Reconceptualizing Paul's Conversion
Matthew Hopper, in discussing how the term "conversion" is appropriate for Paul, notes that
"The decision Paul sought was a decision to swear fealty to King Jesus and become a citizen of his people by means of baptism. It was not a matter of 'beginning an intimate relationship with Jesus'... as the result of dramatic, impulsive emotions."Yes: this should be taken as a given: Paul wasn't a soul-searching western. But just because he didn't convert for introspective reasons doesn't mean that he didn't convert at all. Matthew understands this, unlike (say) Krister Stendahl.
There are three sides to the question of Paul's conversion: (1) an objectively-analytical point of view, (2) mainstream Judaism's point of view, and (3) Paul's own point of view. According to the first two, I would say yes: Paul should be understood as a convert to something radically new. But if we listen to Paul himself, I think the answer becomes more murky; both yes and no. Let's take them in turn.
(1) Required reading is Zeba Crook's Reconceptualising Conversion, in which the author demonstrates that by the time of Hellenistic Judaism, it was possible to be called and thus converted: Paul was invoking the call of the divine patron-benefactor (which involved conversion by definition) and the call of the Hebrew prophets at the same time. In other words, Stendahl's distinction between being "called" and "converted" (recently followed by Malina and Pilch) is a false dichotomy. Objectively speaking -- and by non-introspective standards -- we can and should speak of Paul's conversion.
(2) Even assuming a valid distinction between being "called" and "converted" (just for the sake of argument) doesn't settle the issue, because while Paul naturally aligns himself with prophets like Isaiah and Jeremiah, his rivals easily denied him his claims. Most of his contemporaries thought he was a radical apostate (on which see Philip Esler's Galatians).
(3) Paul's own view of the matter is tricky. On the one hand, he knows he has found something new, but on the other, his patron-deity hasn't changed. Zeba Crook discusses the phenomenon of synkrisis. In order to credit benefactors, clients always described their past as grim and bleak in comparison to the new and improved present -- except in cases where the patron doesn't change, in which case they "raise the stakes" by improving upon an already excellent past which in comparison to the present is actually worse than worthless. Says Crook:
If patronal synkrisis was meant to honor the patron by attributing to him or her a tremendous improvement in life by comparing the good one has received to the ill one knew previously, then Paul's synkrisis in Philippians does this all the more so... All that he has lost from his past he now regards as "shit"...Paul's past was excellent; it was a source of pride for him. Yet in comparison with Paul's awesome present status, even something as excellent as that appears so profoundly diminished as to call it "shit". (pp 181-182)That's the irony we're stuck with. When a patron-deity stays the same after conversion, the past must remain positive and yet become worse-than-worthless at the same time.

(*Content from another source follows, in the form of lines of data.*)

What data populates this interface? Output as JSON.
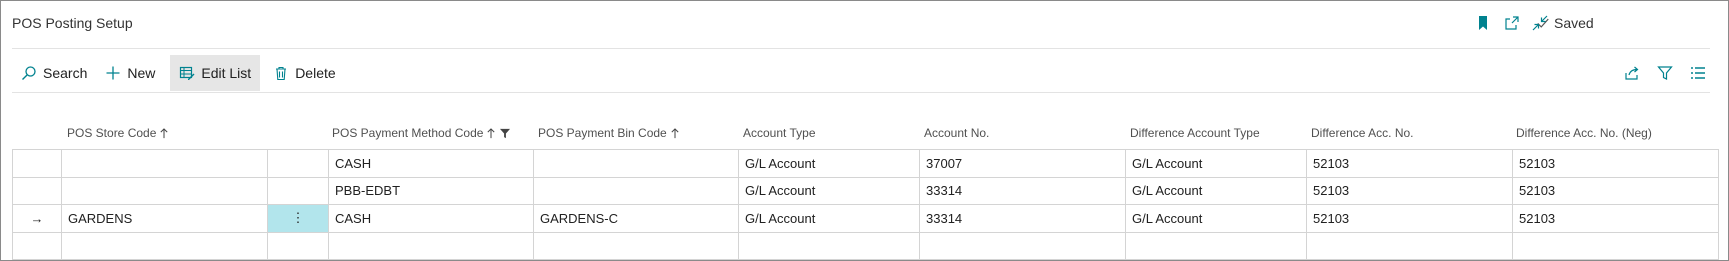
{
  "page": {
    "title": "POS Posting Setup",
    "saved_label": "Saved"
  },
  "actions": {
    "search": "Search",
    "new": "New",
    "edit_list": "Edit List",
    "delete": "Delete"
  },
  "columns": {
    "pos_store_code": "POS Store Code",
    "pos_payment_method_code": "POS Payment Method Code",
    "pos_payment_bin_code": "POS Payment Bin Code",
    "account_type": "Account Type",
    "account_no": "Account No.",
    "difference_account_type": "Difference Account Type",
    "difference_acc_no": "Difference Acc. No.",
    "difference_acc_no_neg": "Difference Acc. No. (Neg)"
  },
  "rows": [
    {
      "indicator": "",
      "store": "",
      "method": "CASH",
      "bin": "",
      "acct_type": "G/L Account",
      "acct_no": "37007",
      "diff_type": "G/L Account",
      "diff_no": "52103",
      "diff_no_neg": "52103"
    },
    {
      "indicator": "",
      "store": "",
      "method": "PBB-EDBT",
      "bin": "",
      "acct_type": "G/L Account",
      "acct_no": "33314",
      "diff_type": "G/L Account",
      "diff_no": "52103",
      "diff_no_neg": "52103"
    },
    {
      "indicator": "→",
      "store": "GARDENS",
      "menu": "⋮",
      "method": "CASH",
      "bin": "GARDENS-C",
      "acct_type": "G/L Account",
      "acct_no": "33314",
      "diff_type": "G/L Account",
      "diff_no": "52103",
      "diff_no_neg": "52103"
    },
    {
      "indicator": "",
      "store": "",
      "method": "",
      "bin": "",
      "acct_type": "",
      "acct_no": "",
      "diff_type": "",
      "diff_no": "",
      "diff_no_neg": ""
    }
  ],
  "colors": {
    "selected_cell": "#b2e5ec",
    "accent": "#00828f",
    "border": "#d4d4d4"
  }
}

So Paul's Jewish heritage is good in and of itself (Philip 3:4b-6), but nothing more than "shit" when compared to the new revelations of Christ (Philip 3:7-11).
Paul knew that he was advocating something radically new with his version of the Christ-gospel, but he was caught between loyalty to past and present convictions -- again, he was still serving YHWH. I appreciate the way James Dunn characterizes the so-called "continuity" presented in Rom 9:6-10:21: "continuity by transformation, as when a caterpillar becomes a butterly, and the empty shell of the caterpillar is all that's left of the old stage of existence". It may be an ingenious argument by sectarian standards, but any mainstream outsider would have laughed themselves sick and treated it with the derision it deserved. So Paul capped it off with Rom 11:1-32, making clear that "continuity by extension" is what he really had in mind -- an olive tree rather than a butterfly. There will never be an easy way to resolve this tension. Who said being a convert was easy?